Paydirt at 8-year-old Mars rover’s “new landing site”

Opportunity has found evidence that the original impact that created Endeavour Crater released heated underground water that deposited zinc in fused-together rock fragments around the rim.
By | Published: May 4, 2012 | Last updated on May 18, 2023
Mars-Homestake-vein
This color view of a mineral vein called “Homestake” comes from the panoramic camera (Pancam) on NASA’s Mars Exploration Rover Opportunity. The vein is about the width of a thumb and about 18 inches (45 centimeters) long. Opportunity examined it in November 2011 and found it to be rich in calcium and sulfur, possibly the calcium-sulfate mineral gypsum. Homestake is near the edge of the “Cape York” segment of the western rim of Endeavour Crater.
NASA/JPL-Caltech/Cornell/ASU

A report in the May 4 edition of the journal Science details discoveries Opportunity made in its first four months at the rim of Endeavour Crater, including key findings reported at a geophysics conference in late 2011.

Opportunity completed its original three-month mission on Mars eight years ago. It reached Endeavour last summer, three years after the rover’s science team chose Endeavour as a long-term destination. This crater is about 4 billion years old and 14 miles (22 kilometers) in diameter.

The impact that excavated the crater left a jumble of fused-together rock fragments around the rim. In a chunk brought to the surface by a later, much smaller impact into the rim, Opportunity found evidence that the original impact released heated underground water that deposited zinc in that rock. Later after the impact, cool water flowed through cracks in the ground near the edge of the crater and deposited veins of the mineral gypsum.
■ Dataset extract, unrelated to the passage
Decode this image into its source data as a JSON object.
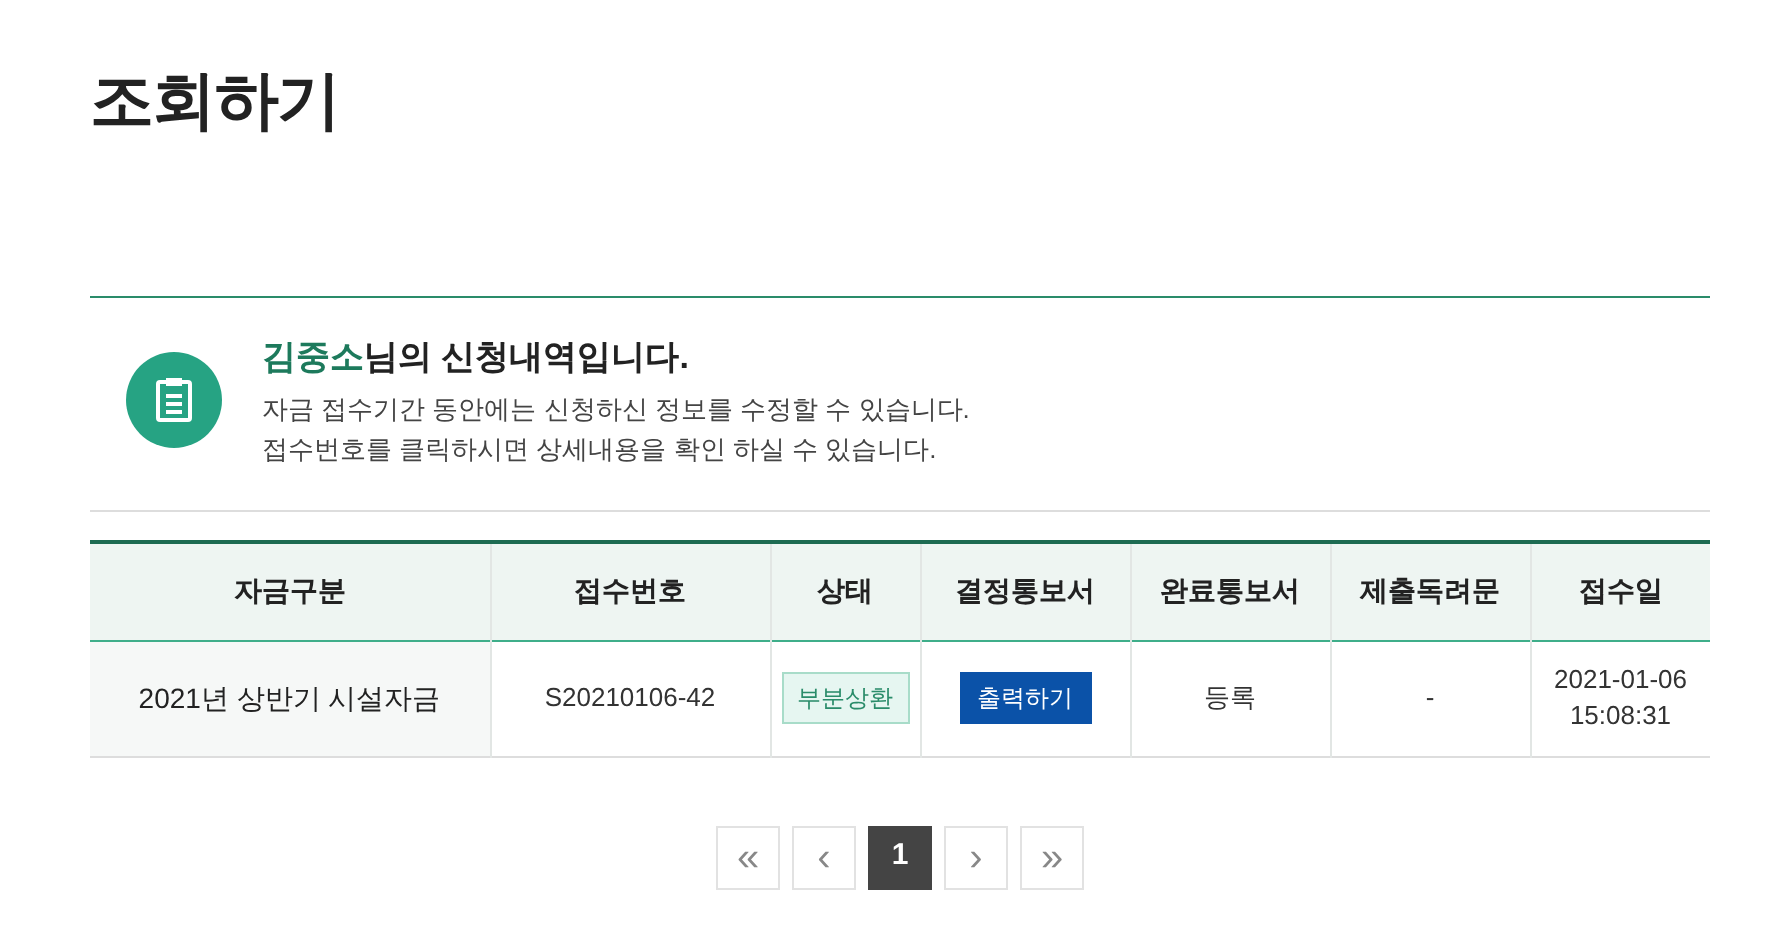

“These bright mineral veins are different from anything seen previously on Mars, and they tell a clear story of water flowing through cracks in the rocks,” said lead author Steve Squyres of Cornell University in Ithaca, New York, and the principal investigator for Opportunity. “From landing until just before reaching the Endeavour rim, Opportunity was driving over sandstone made of sulfate grains that had been deposited by water and later blown around by the wind. These gypsum veins tell us about water that flowed through the rocks at this exact spot. It’s the strongest evidence for water that we’ve ever seen with Opportunity.”

For the past four months, the solar-powered rover has been working at one outcrop on the Endeavour rim, called Greeley Haven. Reduced daylight during the martian winter and accumulated dust on the rover’s solar array have kept energy too low for driving. “The days are now growing longer, and the Sun is moving higher in the sky at Endeavour Crater,” said Mars Exploration Rover Project Manager John Callas of NASA’s Jet Propulsion Laboratory (JPL) in  Pasadena, California. “We expect Opportunity to resume driving in the next two months and continue exploring other parts of the crater’s rim.” 

Researchers hope to get Opportunity to one of the deposits of clay minerals that have been detected in Endeavour’s rim by observations from orbit. These minerals could be evidence of a nonacidic wet phase of the region’s environmental history.

“Exploring Endeavour Crater is like having a new landing site,” said JPL’s Timothy Parker, a co-author of the new report. “That’s not just because of the difference in the geology here compared to what we saw during most of the first eight years, but also because there’s a whole vista before us inviting much more exploration.”

Opportunity and its rover twin, Spirit, completed their three-month prime missions on Mars in April 2004. Both rovers continued for years of bonus, extended missions. Both have made important discoveries about wet environments on ancient Mars that may have been favorable for supporting microbial life. Spirit stopped communicating in 2010.